El dilema del marketing viral
por Karen Player
Asistí a la universidad en Boston a principios de los noventa cuando Shepard Fairey, un artista callejero experimental y diseñador del famoso Obama Póster «Hope», estaba «etiquetando» el suyo Pegatinas de André el gigante por la ciudad. Cuando empezó a fijarse en ellos, los vio por todas partes… en el semáforo del paso de peatones de la avenida Massachusetts, en la señal de no girar a la izquierda en la avenida Huntington, en la ventana tapiada de un callejón cerca de los clubes de Lansdowne Street.
Eran como pequeños mensajes secretos, algo familiar en una ciudad que era nueva y un poco intimidante para una chica de la zona rural del estado. Tengo Fairey, para dar las gracias por hacerme sentir que formaba parte de una multitud. Cuando reconocí las etiquetas, no me sentí un extraño.
Me imagino que los soldados estadounidenses de la Segunda Guerra Mundial se sintieron un poco menos solos y más como en casa en un lugar extraño y peligroso cuando encontraron el» Kilroy estuvo aquí» mensajes dejados por un misterioso soldado. Eso también eran grafitis y vandalismo, pero creció como los mejores esfuerzos de marketing viral de la actualidad (vaya, incluso antes de Internet), hasta el punto de que el grafiti de Kilroy está grabado en el monumento a la Segunda Guerra Mundial en el DC Mall.
Fairey, por otro lado, era arrestado recientemente por sus grafitis.
Cuando se dirigía a la inauguración de su exposición en el Instituto de Arte Contemporáneo de Boston, Fairey fue fichado, supuestamente por órdenes judiciales que lo acusaban de etiquetar. La ciudad de Boston está dividida por este incidente. Algunos lo consideran un héroe, un artista que está rechazando, como él dice, «el ruido blanco de la publicidad corporativa». Otros están enfadados y lo ven como un vándalo al que hay que detener y castigar.
Personalmente, me molestan menos las pegatinas de André el Gigante en las farolas que los mensajes de marketing que han inundado mi campo de visión. No puedo ver mi serie favorita sin ver la promoción animada de la próxima serie en la esquina de la pantalla. Las ventanas emergentes bloquean lo que intento leer. Y los atletas llevan tantos logotipos que parece que el propio Fairey los ha etiquetado.
Soy emblemático de una generación harta de la saturación del marketing. Sabemos que los jueces
de American Idol probablemente beba agua de sus vasos patrocinados por Coca-Cola. No lo compramos. Queremos algo más auténtico, como las pegatinas de Fairey.

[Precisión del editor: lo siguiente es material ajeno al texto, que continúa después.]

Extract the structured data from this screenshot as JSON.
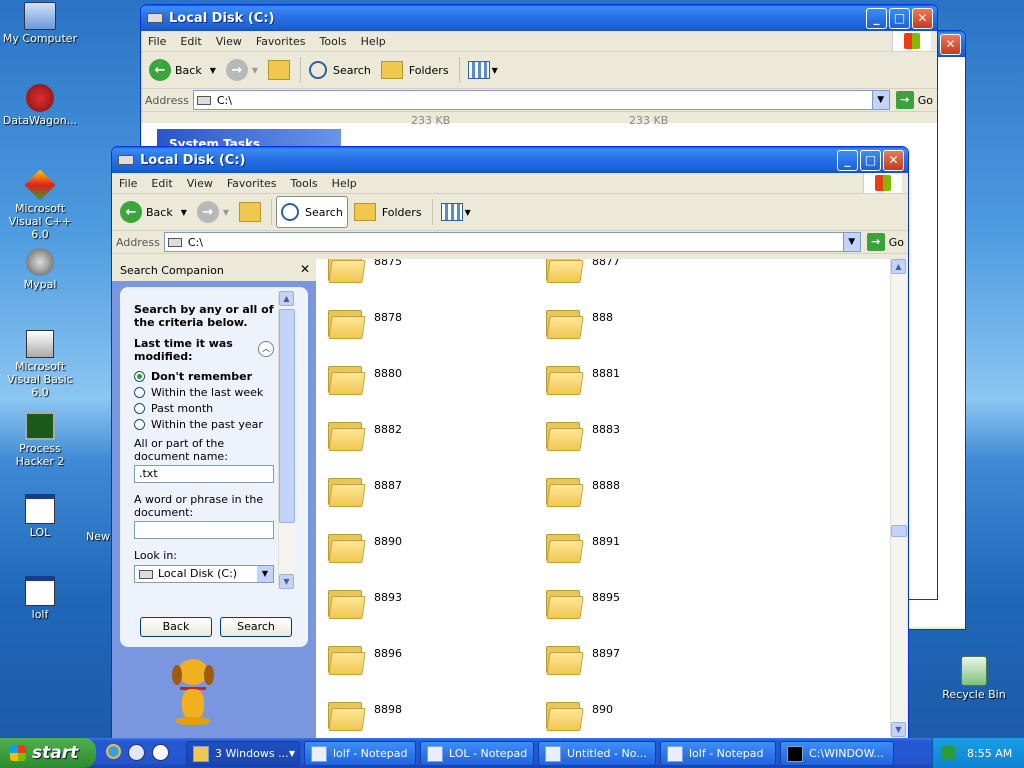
{
  "desktop": {
    "icons": [
      {
        "label": "My Computer"
      },
      {
        "label": "DataWagon..."
      },
      {
        "label": "Microsoft Visual C++ 6.0"
      },
      {
        "label": "Mypal"
      },
      {
        "label": "Microsoft Visual Basic 6.0"
      },
      {
        "label": "Process Hacker 2"
      },
      {
        "label": "LOL"
      },
      {
        "label": "lolf"
      },
      {
        "label": "New"
      },
      {
        "label": "Recycle Bin"
      }
    ]
  },
  "back_window": {
    "title": "Local Disk (C:)",
    "menu": [
      "File",
      "Edit",
      "View",
      "Favorites",
      "Tools",
      "Help"
    ],
    "toolbar": {
      "back": "Back",
      "search": "Search",
      "folders": "Folders"
    },
    "address_label": "Address",
    "address_value": "C:\\",
    "go": "Go",
    "panel_header": "System Tasks",
    "file_sizes": [
      "233 KB",
      "233 KB"
    ]
  },
  "front_window": {
    "title": "Local Disk (C:)",
    "menu": [
      "File",
      "Edit",
      "View",
      "Favorites",
      "Tools",
      "Help"
    ],
    "toolbar": {
      "back": "Back",
      "search": "Search",
      "folders": "Folders"
    },
    "address_label": "Address",
    "address_value": "C:\\",
    "go": "Go",
    "search_companion": {
      "title": "Search Companion",
      "intro": "Search by any or all of the criteria below.",
      "modified_label": "Last time it was modified:",
      "options": [
        "Don't remember",
        "Within the last week",
        "Past month",
        "Within the past year"
      ],
      "selected": 0,
      "name_label": "All or part of the document name:",
      "name_value": ".txt",
      "phrase_label": "A word or phrase in the document:",
      "phrase_value": "",
      "look_in_label": "Look in:",
      "look_in_value": "Local Disk (C:)",
      "back_button": "Back",
      "search_button": "Search"
    },
    "folders": [
      "8875",
      "8877",
      "8878",
      "888",
      "8880",
      "8881",
      "8882",
      "8883",
      "8887",
      "8888",
      "8890",
      "8891",
      "8893",
      "8895",
      "8896",
      "8897",
      "8898",
      "890"
    ]
  },
  "taskbar": {
    "start": "start",
    "tasks": [
      "3 Windows ...",
      "lolf - Notepad",
      "LOL - Notepad",
      "Untitled - No...",
      "lolf - Notepad",
      "C:\\WINDOW..."
    ],
    "clock": "8:55 AM"
  }
}
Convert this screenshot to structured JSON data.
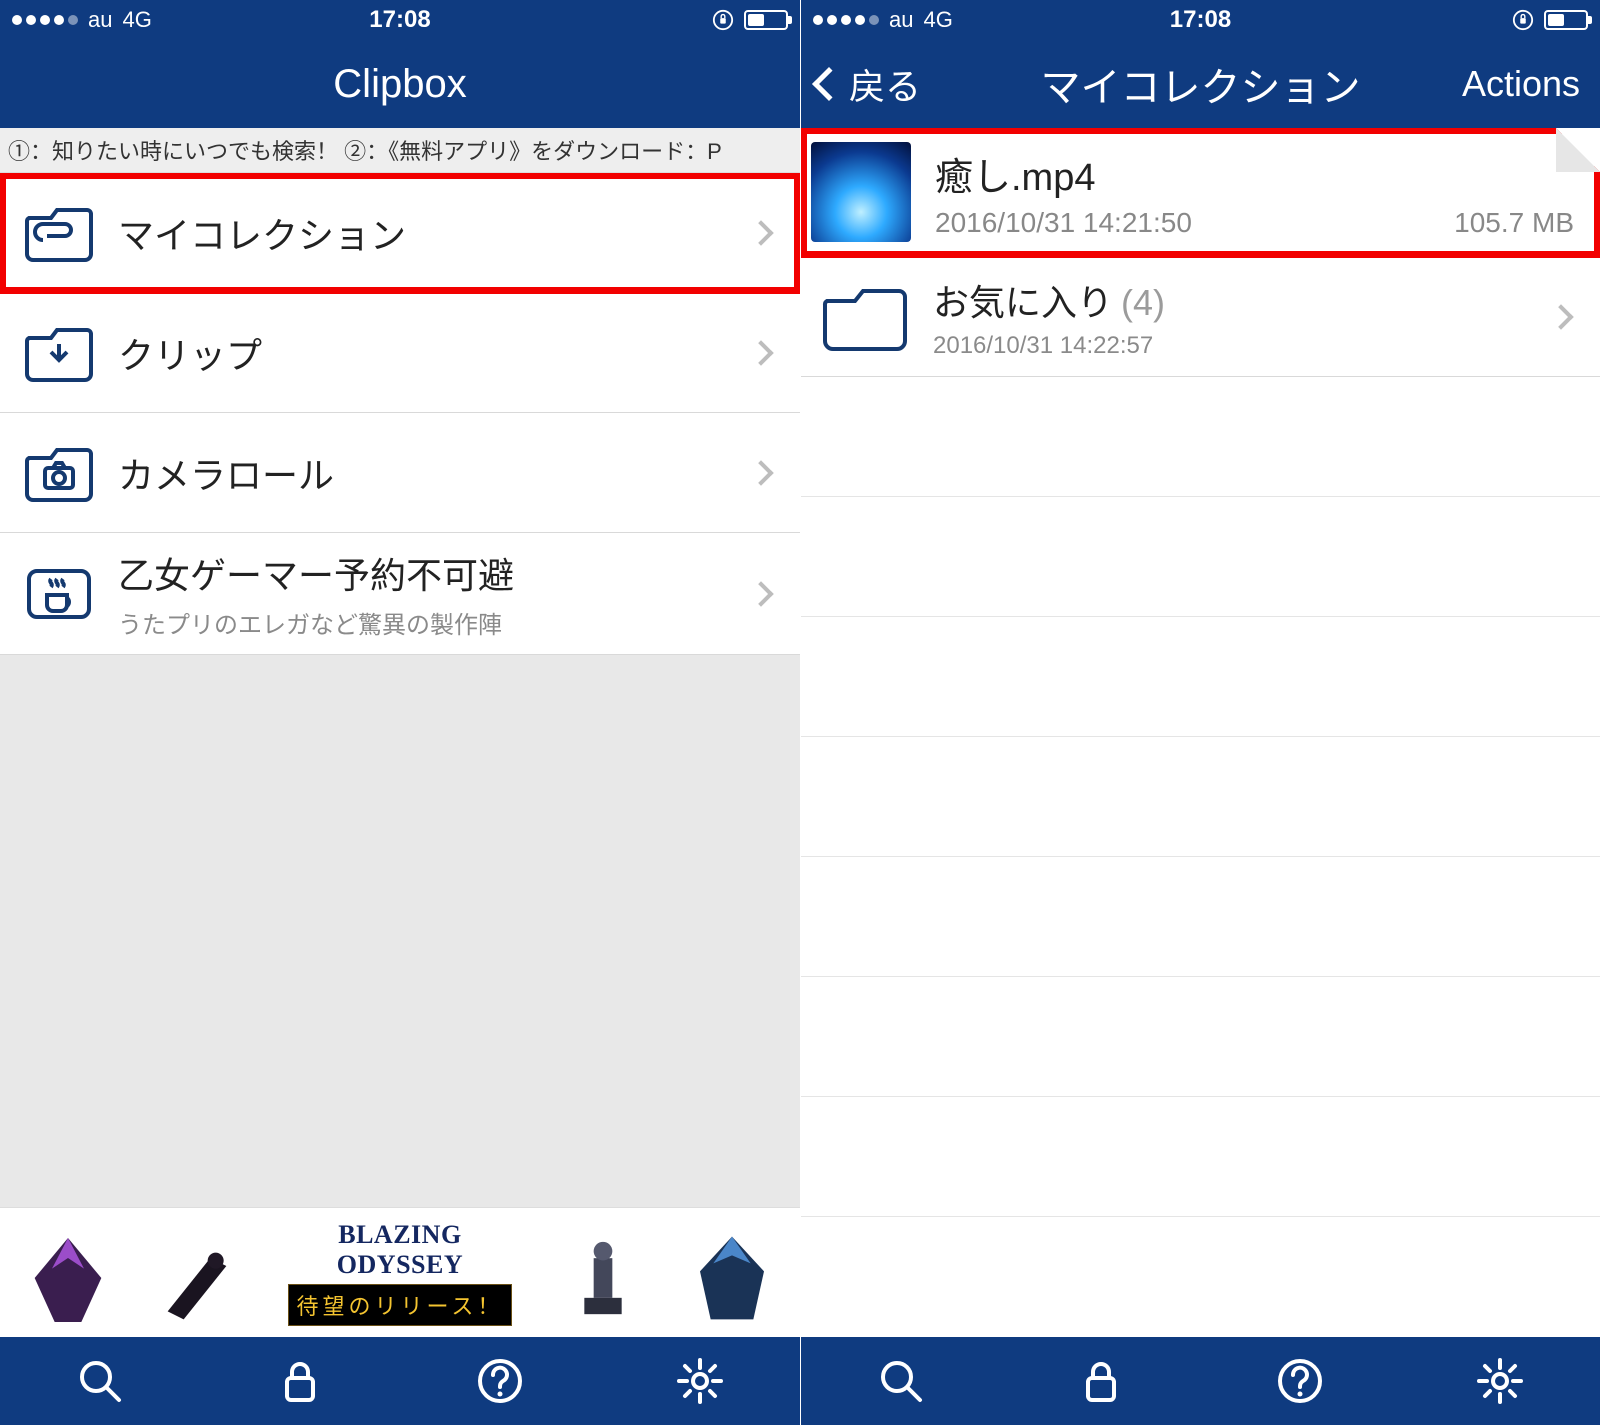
{
  "statusbar": {
    "carrier": "au",
    "network": "4G",
    "time": "17:08"
  },
  "left": {
    "title": "Clipbox",
    "notice": "①：知りたい時にいつでも検索！ ②：《無料アプリ》をダウンロード：P",
    "rows": [
      {
        "icon": "folder-clip-icon",
        "title": "マイコレクション"
      },
      {
        "icon": "folder-download-icon",
        "title": "クリップ"
      },
      {
        "icon": "folder-camera-icon",
        "title": "カメラロール"
      },
      {
        "icon": "folder-coffee-icon",
        "title": "乙女ゲーマー予約不可避",
        "sub": "うたプリのエレガなど驚異の製作陣"
      }
    ],
    "ad": {
      "title": "BLAZING ODYSSEY",
      "sub": "待望のリリース！"
    }
  },
  "right": {
    "back": "戻る",
    "title": "マイコレクション",
    "action": "Actions",
    "items": [
      {
        "type": "file",
        "name": "癒し.mp4",
        "date": "2016/10/31 14:21:50",
        "size": "105.7 MB"
      },
      {
        "type": "folder",
        "name": "お気に入り",
        "count": "(4)",
        "date": "2016/10/31 14:22:57"
      }
    ]
  },
  "toolbar_names": [
    "search-icon",
    "lock-icon",
    "help-icon",
    "settings-icon"
  ]
}
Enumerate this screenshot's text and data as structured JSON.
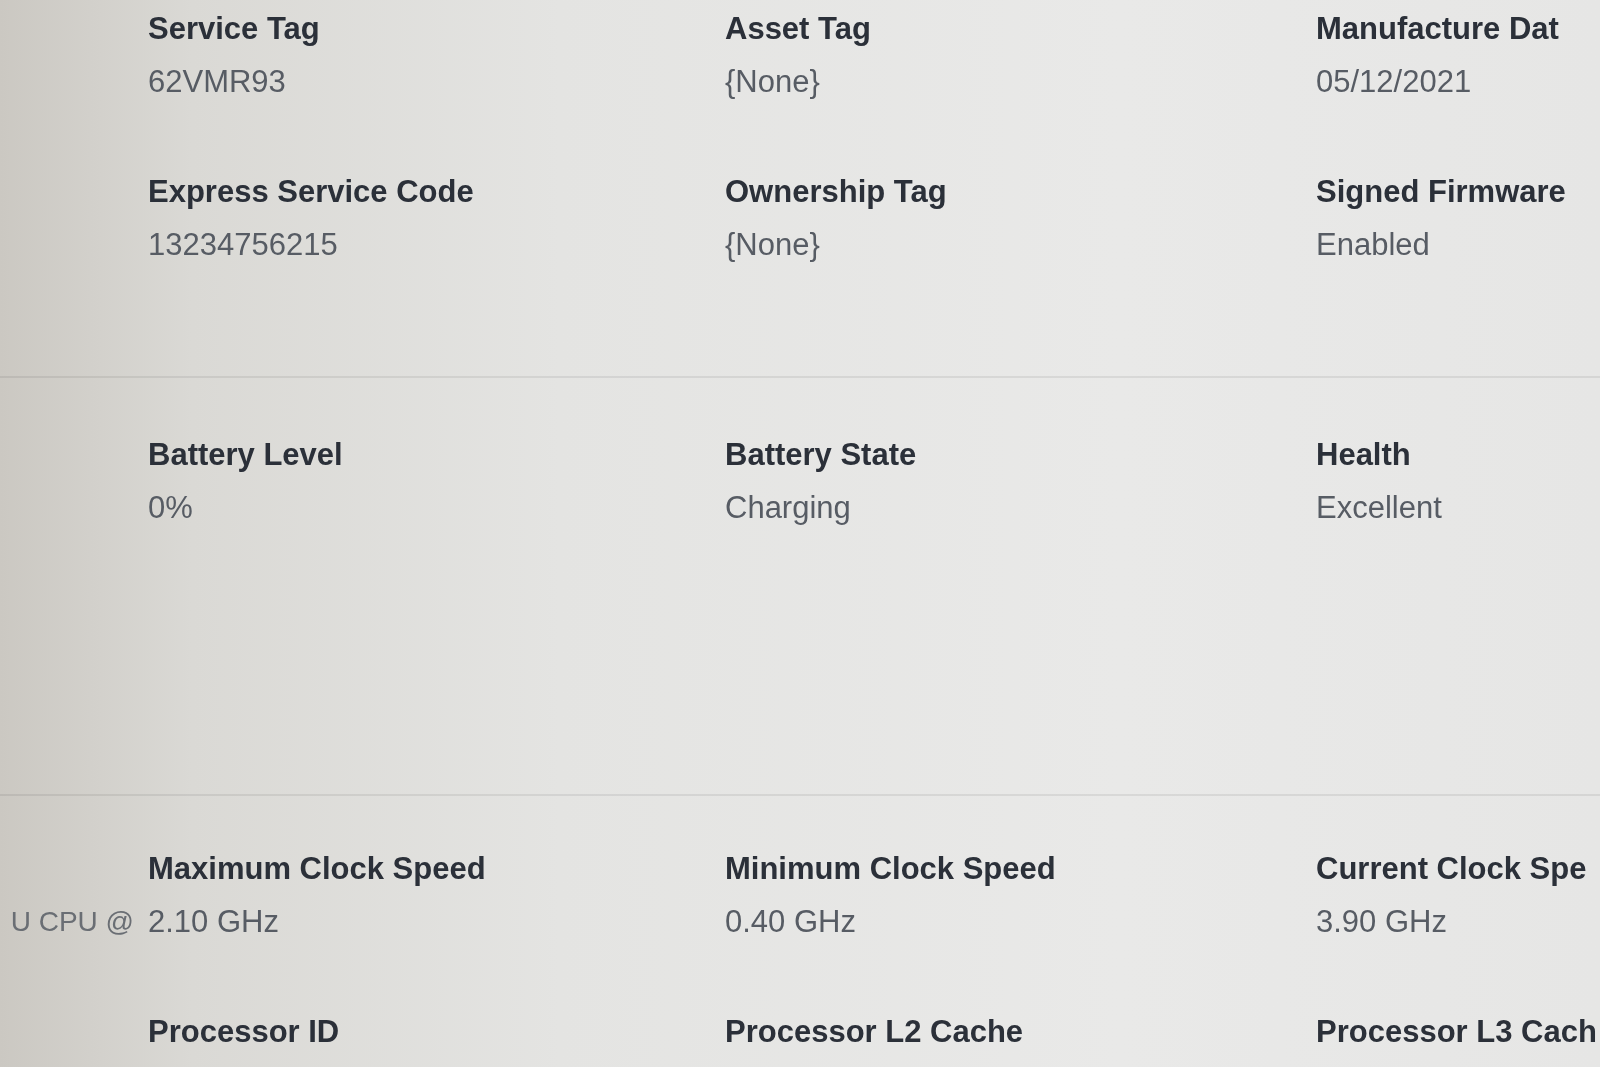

Los vendedores lo saben, por supuesto, y su respuesta es astuta. Han empezado a gastar importantes sumas en crear la subcultura, la «sensación de multitud» que Fairey y Kilroy podían crear de forma orgánica, sin grupos focales ni estudios de mercado. Una ubicación inteligente y subversiva se siente más
como un apretón de manos secreto, ¿es lo suficientemente guay como para conseguirlo? ¿Es usted parte?
¿de la familia de la marca? ¿Está dentro? Porque, al final, todos queremos sentir que pertenecemos.
Sin embargo, es un truco difícil de hacer para los vendedores. La obra de Fairey y Kilroy se convirtió en un fenómeno no a pesar de su auténtica posición al margen, sino por ello. En cierto sentido, el solo hecho de apropiarse de alguna subcultura o técnica viral por parte de los vendedores significa que ha saltado al tiburón, porque hace que lo que era diferente se generalice: hace que la subcultura sea cultura. Solo otra parte del ruido blanco.
No quiere decir que los vendedores no lo sigan intentando. El propio Fairey ahora ayuda a empresas como
mientras Pepsi y Saks Fifth Avenue crean un marketing de guerrilla
campañas. Básicamente, le pagan para que se infiltre en su entorno
con mensajes o imágenes que pasan desapercibidos. La calle
el artista es ahora el vendedor ambulante del ruido blanco corporativo del que se burlaba.
Y ahora que lo sabe, ¿no hace que cualquier campaña viral que se le ocurra a continuación sea un poco menos interesante?